I. Le problème de la connaissance
A. Le problème du solipsisme
1. Le solipsisme
Le solipsisme est un problème classique de la théorie de la connaissance. La théorie de la
connaissance (qu’on appelle aussi gnoséologie ou épistémologie) cherche à fonder
rationnellement la connaissance, c’est-à-dire à établir les bases sur lesquelles une véritable
connaissance peut reposer. La stratégie classique consiste à partir de l’individu, de sa
conscience (comme le fait Descartes) ou de ses sensations (comme le fait Husserl), puis de
construire logiquement le monde à partir de ces sensations. Par exemple, il faut montrer qu’il
est rationnel de supposer qu’il existe une « chose » au-delà de mes sensations qui les unifie et
les explique (ex : il existe une pomme qui est la cause de mes sensations de couleur, de
fermeté et de saveur).
Une telle tentative de fonder la connaissance se heurte à l’objection suivante : et s’il n’y
avait rien du tout derrière mes sensations ? Et si le monde n’était rien d’autre que ma
représentation, que mon rêve ? Rien, au fond, ne me prouve que le monde existe bien
indépendamment de moi-même. Dans ce cas, aucune chose n’existerait, et autrui pas plus que
le reste. Par conséquent je n’aurais aucun devoir moral envers autrui. Le problème théorique
se redouble d’un problème éthique. Une telle hypothèse, selon laquelle moi seul existe, est
désignée par le nom de solipsisme (du latin solus, seul, et ipse, soi-même).

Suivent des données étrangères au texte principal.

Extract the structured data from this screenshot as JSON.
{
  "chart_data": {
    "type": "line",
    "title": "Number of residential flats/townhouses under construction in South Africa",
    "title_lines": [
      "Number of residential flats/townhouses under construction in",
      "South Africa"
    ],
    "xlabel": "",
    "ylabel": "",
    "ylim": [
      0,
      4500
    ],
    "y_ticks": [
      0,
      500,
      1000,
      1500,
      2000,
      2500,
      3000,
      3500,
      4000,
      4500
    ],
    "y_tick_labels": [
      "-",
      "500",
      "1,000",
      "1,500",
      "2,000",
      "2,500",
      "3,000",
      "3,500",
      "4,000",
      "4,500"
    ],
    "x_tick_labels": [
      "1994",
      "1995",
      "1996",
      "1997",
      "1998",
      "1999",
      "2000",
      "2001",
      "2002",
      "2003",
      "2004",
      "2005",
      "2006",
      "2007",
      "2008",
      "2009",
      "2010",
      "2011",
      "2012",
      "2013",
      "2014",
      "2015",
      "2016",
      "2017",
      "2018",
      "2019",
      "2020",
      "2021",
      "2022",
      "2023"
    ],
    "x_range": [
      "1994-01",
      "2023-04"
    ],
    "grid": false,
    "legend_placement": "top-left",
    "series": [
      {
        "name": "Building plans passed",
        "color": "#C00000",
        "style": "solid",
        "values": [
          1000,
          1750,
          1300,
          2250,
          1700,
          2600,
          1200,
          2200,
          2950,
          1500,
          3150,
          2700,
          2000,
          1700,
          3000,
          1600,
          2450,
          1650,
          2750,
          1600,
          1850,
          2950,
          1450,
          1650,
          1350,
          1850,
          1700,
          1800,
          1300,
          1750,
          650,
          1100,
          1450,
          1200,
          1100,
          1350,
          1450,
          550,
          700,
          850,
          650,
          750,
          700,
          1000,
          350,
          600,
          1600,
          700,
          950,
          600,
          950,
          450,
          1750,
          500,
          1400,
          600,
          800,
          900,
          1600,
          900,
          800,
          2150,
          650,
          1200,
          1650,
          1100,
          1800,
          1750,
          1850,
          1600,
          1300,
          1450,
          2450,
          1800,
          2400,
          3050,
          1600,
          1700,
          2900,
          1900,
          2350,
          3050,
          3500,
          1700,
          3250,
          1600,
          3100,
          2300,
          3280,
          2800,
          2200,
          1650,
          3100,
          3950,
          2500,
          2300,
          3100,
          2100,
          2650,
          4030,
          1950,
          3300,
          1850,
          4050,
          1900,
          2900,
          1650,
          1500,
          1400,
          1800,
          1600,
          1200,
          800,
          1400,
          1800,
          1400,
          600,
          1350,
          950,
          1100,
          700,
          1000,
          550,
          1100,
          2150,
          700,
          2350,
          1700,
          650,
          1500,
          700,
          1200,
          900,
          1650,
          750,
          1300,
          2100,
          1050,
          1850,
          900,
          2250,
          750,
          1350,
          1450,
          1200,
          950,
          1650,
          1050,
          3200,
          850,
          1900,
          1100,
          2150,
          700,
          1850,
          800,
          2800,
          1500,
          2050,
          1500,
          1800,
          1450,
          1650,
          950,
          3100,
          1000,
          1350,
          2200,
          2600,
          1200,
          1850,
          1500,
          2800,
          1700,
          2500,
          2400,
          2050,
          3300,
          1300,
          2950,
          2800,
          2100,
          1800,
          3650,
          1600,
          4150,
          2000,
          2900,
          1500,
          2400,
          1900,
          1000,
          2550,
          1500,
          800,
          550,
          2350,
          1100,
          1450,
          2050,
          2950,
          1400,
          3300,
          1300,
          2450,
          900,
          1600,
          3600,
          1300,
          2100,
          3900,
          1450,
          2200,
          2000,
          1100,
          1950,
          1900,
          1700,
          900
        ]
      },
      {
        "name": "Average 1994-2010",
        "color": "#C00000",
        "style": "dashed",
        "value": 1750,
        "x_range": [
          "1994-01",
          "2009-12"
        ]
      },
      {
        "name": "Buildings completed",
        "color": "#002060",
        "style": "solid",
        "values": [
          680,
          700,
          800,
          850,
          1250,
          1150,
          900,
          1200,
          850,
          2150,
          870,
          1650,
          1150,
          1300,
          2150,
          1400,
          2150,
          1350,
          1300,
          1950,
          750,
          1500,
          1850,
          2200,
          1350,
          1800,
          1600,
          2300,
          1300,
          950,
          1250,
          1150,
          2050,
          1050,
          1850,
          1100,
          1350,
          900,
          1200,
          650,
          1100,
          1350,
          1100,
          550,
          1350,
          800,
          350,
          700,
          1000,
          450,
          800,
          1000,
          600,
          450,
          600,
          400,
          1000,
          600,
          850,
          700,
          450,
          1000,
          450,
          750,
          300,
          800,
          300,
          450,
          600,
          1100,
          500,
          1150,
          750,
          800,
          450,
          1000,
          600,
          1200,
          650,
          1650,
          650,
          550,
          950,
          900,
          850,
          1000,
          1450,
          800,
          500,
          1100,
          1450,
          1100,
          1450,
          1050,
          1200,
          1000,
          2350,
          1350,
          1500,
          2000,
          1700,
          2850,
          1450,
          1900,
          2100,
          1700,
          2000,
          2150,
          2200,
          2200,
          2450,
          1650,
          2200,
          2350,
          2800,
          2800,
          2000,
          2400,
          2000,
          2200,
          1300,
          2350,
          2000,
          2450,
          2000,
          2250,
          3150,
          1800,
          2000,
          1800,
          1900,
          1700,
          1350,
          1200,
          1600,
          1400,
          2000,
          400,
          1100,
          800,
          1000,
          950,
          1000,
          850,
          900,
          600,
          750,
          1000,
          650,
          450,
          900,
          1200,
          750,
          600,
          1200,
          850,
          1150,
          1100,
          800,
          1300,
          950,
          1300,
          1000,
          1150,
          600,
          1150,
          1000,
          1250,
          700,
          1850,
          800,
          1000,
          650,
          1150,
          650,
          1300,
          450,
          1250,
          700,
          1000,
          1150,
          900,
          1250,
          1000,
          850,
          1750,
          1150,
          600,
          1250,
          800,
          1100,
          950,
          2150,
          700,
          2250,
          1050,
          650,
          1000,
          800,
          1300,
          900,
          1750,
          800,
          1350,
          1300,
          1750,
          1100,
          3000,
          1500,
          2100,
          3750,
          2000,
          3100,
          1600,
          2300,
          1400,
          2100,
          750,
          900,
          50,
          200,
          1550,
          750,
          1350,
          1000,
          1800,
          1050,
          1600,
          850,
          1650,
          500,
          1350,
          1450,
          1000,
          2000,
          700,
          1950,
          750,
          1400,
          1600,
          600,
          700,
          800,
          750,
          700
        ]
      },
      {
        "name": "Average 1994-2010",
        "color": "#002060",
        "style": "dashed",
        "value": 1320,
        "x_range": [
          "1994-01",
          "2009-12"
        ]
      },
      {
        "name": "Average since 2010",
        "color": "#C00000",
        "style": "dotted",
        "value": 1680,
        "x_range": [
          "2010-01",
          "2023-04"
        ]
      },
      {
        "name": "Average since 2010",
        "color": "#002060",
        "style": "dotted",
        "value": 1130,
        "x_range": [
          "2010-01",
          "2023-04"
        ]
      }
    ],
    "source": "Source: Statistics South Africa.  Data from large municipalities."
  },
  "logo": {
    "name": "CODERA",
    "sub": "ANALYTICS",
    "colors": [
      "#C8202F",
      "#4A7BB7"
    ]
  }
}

2. Autrui ne m’apparaît pas directement (Pascal)
Dans ce problème gnoséologique, le cas d’autrui est encore plus délicat que le cas des
choses. En effet, alors que les choses nous apparaissent en tant que telles, les êtres humains
nous demeurent cachés, car nous n’avons jamais directement accès à eux, à leur intériorité, à
leur conscience.
Qu’est-ce que le moi ?
Un homme qui se met à la fenêtre pour voir les passants, si je passe par là, puis-je dire
qu’il s’est mis là pour me voir ? Non ; car il ne pense pas à moi en particulier. Mais celui qui aime quelqu’un à cause de sa beauté, l’aime-t-il ? Non : car la petite vérole, qui tuera la
beauté sans tuer la personne, fera qu’il ne l’aimera plus.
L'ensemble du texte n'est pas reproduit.